In those first days, “Samuel was psychologically tortured. They woke him up at any hour of the night to interrogate him. Nine days after being detained, Pupo was able to make the first phone call to his family.
“That’s when he told me he was in Labiotec. He had spent that time in the same clothes, without being able to clean himself and with the same facemask. The first visit his lawyer was able to make was on July 28.” Pupo was then transferred to Combinado del Este, the largest prison in Cuba, but on September 11 he was taken to Agüica.
“The food in prison is disgusting and very little. They begin to serve the prisoners from a bucket and sometimes there is not enough for everyone. One day there was only one boiled egg,” the woman denounces. “The calls are once a week and the phone he calls me from is so noisy that I can hardly understand what he is saying.”
“He has lost a lot of vision in these months due to glaucoma, which he also suffers from, he is very thin and sleeps little,” she lists. However, Santana prefers to remember him as an enterprising man, who works as a self-employed person, has a good command of English and teaches that language to a group of students. “In 15 years of marriage we had never separated.”

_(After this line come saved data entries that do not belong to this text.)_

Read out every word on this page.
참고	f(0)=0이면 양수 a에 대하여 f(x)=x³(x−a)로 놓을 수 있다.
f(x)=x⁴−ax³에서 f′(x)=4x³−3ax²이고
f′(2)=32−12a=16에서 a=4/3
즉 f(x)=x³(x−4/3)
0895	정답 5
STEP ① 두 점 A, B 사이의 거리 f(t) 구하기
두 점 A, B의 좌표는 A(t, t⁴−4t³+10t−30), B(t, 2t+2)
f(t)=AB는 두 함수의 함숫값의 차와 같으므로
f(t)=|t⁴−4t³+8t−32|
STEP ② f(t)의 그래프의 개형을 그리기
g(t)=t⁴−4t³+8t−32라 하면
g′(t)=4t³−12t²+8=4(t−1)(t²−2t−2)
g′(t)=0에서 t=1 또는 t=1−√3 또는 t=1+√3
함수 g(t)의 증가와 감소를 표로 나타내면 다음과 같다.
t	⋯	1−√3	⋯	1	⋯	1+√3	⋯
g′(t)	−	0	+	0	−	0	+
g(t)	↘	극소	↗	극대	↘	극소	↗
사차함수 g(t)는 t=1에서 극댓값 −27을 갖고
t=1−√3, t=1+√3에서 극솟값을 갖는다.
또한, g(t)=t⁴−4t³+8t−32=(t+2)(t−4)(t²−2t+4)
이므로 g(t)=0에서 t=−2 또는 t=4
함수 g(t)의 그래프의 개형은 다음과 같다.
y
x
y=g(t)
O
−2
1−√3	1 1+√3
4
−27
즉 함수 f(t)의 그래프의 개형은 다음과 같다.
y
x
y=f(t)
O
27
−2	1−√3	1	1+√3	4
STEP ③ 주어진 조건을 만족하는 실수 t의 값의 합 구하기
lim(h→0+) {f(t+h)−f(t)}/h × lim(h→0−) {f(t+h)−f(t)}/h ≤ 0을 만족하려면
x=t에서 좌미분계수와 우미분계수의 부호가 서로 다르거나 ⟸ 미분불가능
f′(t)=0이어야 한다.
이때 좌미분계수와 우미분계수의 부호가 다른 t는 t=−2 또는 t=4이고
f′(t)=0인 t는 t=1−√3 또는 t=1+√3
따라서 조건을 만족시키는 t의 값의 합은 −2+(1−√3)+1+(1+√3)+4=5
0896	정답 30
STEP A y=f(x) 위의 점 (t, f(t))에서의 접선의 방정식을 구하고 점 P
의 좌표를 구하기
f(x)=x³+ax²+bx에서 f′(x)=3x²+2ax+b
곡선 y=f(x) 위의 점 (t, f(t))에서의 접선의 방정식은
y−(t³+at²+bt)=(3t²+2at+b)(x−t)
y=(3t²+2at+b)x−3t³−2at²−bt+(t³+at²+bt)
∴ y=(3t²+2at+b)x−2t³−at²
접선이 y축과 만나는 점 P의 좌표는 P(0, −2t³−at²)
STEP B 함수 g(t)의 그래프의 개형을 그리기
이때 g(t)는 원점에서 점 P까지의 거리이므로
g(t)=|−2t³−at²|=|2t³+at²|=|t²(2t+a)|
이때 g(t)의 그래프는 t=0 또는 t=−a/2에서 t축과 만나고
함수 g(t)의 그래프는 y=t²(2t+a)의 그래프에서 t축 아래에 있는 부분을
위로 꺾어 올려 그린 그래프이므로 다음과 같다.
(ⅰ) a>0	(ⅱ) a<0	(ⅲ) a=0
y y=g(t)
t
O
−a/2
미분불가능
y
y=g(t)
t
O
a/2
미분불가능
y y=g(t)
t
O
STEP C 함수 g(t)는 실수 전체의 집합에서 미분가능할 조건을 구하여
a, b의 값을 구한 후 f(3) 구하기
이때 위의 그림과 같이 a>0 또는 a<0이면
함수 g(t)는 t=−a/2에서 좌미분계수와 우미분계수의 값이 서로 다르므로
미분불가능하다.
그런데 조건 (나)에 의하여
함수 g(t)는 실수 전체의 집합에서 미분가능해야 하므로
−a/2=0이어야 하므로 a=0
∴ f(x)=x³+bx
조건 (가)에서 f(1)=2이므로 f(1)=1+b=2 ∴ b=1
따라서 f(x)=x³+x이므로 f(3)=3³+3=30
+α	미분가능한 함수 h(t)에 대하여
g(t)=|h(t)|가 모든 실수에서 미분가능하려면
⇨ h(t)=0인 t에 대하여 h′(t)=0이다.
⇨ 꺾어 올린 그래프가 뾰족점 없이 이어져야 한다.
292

Together they have a 13-year-old son. “He had a dream to see him graduate from sixth grade and go with him to the first day of secondary school. But he couldn’t fulfill it because he was in prison,” says the woman. “I know my husband would not have missed that moment for the world. My boy has never smiled since his father was arrested.”
However, Pupo’s greatest dream “is that Cuba is free, we have democracy and the president can be elected, that there is not a totalitarian party in power.” He came to that conclusion in part because “in his spare time he was always looking for information on history. He was on top of everything and very up-to-date.”
“I became a mom and dad all at once. Since that day I sleep very badly because I wake up at dawn thinking about how it will be.” The prison guards “tell me all the time that they are going to put me in jail if I continue to demand freedom for him and for all the political prisoners in Cuba.”
When she receives these threats, Santana always has the same question that is immediately answered: “What did Samuel do? Raise his voice, demand his rights and ask for freedom for his country. I am very proud of him.”